The walls of his house begin to close in on Kale. He becomes a voyeur as his interests turn outside the windows of his suburban home towards those of his neighbors, one of which Kale begins to suspect is a serial killer. But, are his suspicions merely the product of cabin fever and his overactive imagination?

In the vein of Hitchcock director DJ Caruso(2 for the Money, Salton Sea) brings a fresh new look at classics such as Rear Window. Do not be confused...although in the same vein, Disturbia is very very different than the ancestors.

Disturbia is raw, intense, and more than a peeping Tom's stake out. The films characters are deep and 3D. The language of the characters are fast and witty with depth and insight.

Shia does an amazing amazing job and carries the entire film on his back without stumbling, tripping, or even sweating.

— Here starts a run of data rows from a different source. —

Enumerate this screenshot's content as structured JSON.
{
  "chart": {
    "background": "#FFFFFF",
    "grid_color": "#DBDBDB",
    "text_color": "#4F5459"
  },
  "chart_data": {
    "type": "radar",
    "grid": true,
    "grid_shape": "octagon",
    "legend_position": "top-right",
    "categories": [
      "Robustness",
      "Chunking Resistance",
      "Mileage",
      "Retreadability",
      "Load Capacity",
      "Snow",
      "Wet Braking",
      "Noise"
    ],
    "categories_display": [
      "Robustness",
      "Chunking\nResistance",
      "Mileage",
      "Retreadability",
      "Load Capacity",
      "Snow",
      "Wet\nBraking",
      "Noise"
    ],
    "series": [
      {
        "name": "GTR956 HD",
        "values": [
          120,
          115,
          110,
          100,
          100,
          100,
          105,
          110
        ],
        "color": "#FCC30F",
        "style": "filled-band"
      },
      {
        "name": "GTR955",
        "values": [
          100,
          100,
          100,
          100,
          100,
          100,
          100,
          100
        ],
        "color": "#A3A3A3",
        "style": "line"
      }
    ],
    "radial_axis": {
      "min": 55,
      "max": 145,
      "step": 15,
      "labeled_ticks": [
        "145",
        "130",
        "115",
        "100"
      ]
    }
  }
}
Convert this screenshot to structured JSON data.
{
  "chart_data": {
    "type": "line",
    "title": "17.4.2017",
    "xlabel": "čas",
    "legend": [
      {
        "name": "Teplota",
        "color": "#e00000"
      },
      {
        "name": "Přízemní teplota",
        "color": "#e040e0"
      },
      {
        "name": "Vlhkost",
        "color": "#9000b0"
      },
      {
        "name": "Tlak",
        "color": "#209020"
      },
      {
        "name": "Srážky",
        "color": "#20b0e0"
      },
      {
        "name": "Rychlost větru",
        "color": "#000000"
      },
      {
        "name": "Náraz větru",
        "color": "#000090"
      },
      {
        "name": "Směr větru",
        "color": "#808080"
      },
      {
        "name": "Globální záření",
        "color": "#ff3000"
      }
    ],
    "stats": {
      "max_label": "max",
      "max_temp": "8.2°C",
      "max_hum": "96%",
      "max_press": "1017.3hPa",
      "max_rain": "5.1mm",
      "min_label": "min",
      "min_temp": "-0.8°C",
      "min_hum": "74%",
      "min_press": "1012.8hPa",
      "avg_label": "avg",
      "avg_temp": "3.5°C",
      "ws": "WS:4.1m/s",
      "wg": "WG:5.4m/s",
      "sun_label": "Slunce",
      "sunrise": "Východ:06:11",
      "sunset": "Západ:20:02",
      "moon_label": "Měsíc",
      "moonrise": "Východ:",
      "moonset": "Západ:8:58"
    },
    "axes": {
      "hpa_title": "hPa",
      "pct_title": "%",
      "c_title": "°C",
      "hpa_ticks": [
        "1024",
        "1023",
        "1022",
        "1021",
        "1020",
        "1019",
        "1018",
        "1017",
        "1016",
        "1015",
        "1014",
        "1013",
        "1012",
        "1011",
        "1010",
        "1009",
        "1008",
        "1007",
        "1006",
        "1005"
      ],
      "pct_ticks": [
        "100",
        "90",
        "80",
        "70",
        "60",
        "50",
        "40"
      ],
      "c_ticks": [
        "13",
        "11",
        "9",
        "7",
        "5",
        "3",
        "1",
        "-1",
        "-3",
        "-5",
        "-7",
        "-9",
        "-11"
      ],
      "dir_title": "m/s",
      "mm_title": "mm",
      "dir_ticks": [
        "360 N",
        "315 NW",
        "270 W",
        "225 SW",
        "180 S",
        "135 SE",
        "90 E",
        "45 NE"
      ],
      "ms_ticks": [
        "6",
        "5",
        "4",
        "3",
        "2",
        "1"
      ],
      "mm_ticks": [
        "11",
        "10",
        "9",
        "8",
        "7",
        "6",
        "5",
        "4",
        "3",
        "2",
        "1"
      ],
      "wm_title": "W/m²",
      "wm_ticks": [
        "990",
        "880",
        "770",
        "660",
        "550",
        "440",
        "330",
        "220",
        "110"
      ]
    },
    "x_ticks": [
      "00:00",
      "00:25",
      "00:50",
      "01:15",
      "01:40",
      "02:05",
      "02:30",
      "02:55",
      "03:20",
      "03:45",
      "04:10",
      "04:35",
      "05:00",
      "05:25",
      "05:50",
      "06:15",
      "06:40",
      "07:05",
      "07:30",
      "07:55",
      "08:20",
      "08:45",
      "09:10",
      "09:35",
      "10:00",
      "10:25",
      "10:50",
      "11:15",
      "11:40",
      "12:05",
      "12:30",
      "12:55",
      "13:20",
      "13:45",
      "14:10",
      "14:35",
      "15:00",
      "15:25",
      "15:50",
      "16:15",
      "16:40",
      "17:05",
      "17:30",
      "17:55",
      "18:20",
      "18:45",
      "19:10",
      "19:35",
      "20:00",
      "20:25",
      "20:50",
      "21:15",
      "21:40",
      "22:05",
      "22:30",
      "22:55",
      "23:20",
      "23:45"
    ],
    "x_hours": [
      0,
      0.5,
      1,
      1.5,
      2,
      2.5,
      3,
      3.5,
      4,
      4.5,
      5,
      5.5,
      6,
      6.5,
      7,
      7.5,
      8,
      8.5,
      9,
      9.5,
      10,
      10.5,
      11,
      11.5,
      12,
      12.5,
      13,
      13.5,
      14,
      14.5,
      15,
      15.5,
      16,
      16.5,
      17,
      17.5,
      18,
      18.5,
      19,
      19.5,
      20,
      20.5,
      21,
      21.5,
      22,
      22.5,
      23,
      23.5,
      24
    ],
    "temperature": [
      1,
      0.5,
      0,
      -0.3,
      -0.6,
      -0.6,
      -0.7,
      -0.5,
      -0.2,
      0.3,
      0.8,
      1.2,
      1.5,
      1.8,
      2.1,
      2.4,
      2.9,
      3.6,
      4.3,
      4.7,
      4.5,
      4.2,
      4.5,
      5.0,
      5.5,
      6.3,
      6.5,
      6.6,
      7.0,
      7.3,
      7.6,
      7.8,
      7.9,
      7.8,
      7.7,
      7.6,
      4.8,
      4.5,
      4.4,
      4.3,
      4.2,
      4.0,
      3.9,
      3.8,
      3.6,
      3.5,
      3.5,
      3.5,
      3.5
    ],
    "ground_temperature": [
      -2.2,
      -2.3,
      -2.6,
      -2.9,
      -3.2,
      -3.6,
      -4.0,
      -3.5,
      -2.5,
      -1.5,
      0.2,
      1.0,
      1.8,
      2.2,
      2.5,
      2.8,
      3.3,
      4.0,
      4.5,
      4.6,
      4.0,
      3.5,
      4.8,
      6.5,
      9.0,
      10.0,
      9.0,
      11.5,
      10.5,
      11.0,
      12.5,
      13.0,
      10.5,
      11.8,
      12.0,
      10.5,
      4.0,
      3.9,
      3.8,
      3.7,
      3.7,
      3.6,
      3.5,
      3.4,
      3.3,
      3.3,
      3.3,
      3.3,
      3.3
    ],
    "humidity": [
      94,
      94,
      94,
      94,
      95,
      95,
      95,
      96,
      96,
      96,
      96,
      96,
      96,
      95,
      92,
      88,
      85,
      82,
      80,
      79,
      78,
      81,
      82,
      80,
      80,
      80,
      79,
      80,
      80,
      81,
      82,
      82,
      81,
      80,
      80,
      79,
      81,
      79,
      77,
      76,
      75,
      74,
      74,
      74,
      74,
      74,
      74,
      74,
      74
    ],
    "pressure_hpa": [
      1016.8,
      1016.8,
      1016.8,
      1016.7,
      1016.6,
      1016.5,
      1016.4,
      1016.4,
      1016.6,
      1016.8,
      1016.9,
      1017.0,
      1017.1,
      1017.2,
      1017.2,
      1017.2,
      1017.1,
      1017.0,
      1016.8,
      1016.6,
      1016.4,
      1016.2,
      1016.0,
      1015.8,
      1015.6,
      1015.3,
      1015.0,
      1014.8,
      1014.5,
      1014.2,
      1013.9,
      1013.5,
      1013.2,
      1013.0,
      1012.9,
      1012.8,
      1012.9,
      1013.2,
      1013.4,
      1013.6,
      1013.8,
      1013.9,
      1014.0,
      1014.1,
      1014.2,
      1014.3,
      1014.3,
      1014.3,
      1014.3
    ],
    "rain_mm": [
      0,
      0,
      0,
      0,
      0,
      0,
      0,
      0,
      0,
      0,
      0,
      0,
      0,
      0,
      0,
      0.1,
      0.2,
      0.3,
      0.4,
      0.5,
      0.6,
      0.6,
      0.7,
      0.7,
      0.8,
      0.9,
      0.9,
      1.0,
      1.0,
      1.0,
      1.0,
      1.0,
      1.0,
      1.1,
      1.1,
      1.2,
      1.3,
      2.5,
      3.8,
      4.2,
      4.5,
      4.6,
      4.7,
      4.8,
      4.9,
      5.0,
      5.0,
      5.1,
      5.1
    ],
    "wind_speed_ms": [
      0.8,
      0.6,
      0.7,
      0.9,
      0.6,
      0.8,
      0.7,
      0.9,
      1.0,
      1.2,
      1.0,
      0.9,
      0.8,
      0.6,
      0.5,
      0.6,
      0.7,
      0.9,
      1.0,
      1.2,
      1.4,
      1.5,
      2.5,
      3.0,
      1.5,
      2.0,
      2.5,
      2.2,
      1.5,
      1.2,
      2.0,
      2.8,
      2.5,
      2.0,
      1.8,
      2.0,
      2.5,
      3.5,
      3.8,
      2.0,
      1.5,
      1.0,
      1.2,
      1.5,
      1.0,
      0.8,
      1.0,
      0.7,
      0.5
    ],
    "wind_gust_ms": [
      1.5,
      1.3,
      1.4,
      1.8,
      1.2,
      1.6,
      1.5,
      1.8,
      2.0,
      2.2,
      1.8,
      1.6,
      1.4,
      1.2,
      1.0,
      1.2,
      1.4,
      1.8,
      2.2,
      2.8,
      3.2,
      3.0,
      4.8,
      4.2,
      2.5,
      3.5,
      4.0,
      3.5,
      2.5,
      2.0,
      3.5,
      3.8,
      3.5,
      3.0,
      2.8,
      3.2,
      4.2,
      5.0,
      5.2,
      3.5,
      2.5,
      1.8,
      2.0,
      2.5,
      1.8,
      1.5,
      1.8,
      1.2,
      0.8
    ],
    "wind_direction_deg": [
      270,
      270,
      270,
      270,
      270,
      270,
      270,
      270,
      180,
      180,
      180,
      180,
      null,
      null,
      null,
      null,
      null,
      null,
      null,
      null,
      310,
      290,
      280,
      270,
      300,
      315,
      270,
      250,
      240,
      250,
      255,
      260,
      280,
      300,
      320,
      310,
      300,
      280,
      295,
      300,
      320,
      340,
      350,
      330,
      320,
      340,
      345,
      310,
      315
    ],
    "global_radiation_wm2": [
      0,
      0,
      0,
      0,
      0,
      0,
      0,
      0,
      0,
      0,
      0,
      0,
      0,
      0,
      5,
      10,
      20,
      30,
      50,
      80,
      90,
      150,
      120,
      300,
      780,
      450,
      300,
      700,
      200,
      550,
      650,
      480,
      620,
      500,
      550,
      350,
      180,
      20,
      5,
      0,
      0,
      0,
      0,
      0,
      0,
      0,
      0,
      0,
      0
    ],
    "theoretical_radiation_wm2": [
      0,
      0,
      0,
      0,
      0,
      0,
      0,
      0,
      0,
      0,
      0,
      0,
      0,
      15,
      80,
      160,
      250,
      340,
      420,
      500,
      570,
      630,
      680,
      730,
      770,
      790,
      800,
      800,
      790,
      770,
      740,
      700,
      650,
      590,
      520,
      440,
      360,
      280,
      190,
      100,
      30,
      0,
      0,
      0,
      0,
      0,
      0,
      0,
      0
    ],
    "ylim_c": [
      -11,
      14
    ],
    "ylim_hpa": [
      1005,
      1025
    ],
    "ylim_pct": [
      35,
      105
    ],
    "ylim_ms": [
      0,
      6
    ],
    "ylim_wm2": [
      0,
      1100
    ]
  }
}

I can't wait to see what else is to come from the young actor beyond mega stardom hits like Transformers and Indy 4.

Moss(Matrix, Memento) does surprisingly well as a trying mother and David Morse(Green Mile, 12 Monkeys, 16 Blocks) playing that creepy big oaf as he does so well is exactly as you expect.

My only complaint is maybe a little rust here and there that might only be bothering in a rewatch or two. The biggest fault is seeing a villains beautiful build up only end a little too fast and maybe a bit too easy.

The editing and direction of Disturbia is ALMOST flawless. Some of the hero/enemy struggle scenes are a little jolting but are easy to look over has the director and camera marry into a very exciting, intense, and intense cinematic ride.